Easton, Massachusetts

What makes a place home? I may not have an answer, but I do know that my home is not confined to four walls. Sitting on the bank of Ames Pond is where you’re likely to find me. I could never understand why I kept returning. My body was a magnet, pulled blindly to the pond. Before my brain could make sense of the situation, my legs took me there. This pattern led me to realize that maybe it meant something more. It may not have four walls, but my love for this pond exceeds my attachment to any building. It is my home, a place where my heart has reached complete contentment.

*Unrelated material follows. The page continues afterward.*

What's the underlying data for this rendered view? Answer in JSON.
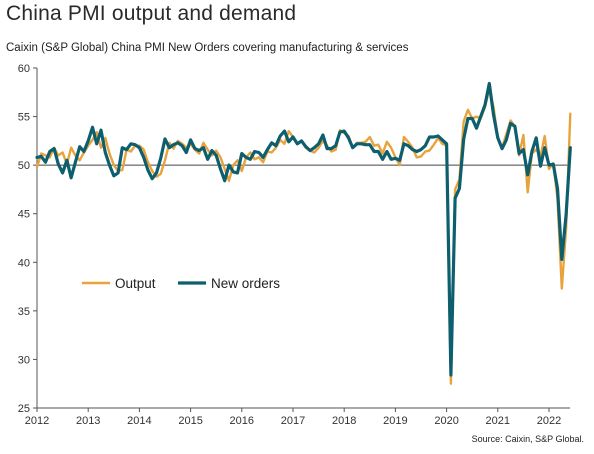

Why, you might ask, is a pond my home? To explain my gratitude for it, I must say that I am no different from the nearly 135,000 children adopted in America each year, where from a young age I questioned what “home” truly is. I couldn’t help but stare into my mother’s hazel eyes and realize how different I am. I would compile even my most insignificant failures into lists, and they accumulated as reasons why I was “unwanted.” I was sure that it was my destiny to become nothing, because surely if someone looked into my blue eyes as a baby and decided I was not worth creating a “home” with, then surely this was the truth.

After these feelings accumulated, I couldn’t define “home,” as I did not know my place in the world. If you don’t have a home, you become nothing. You have nowhere to return when the equilibrium of your life has been thrown out of balance and you find yourself going wherever the wind takes you. Well, the wind took me to Stonehill College, and little did I know that my sense of purpose would bloom as bright as the purple loosestrife at Ames Pond. Among damselflies and bees, I feel alive. I have found inner peace in a place where I don’t blame myself for my past, but accept who I am today. At long last, I have found “home.”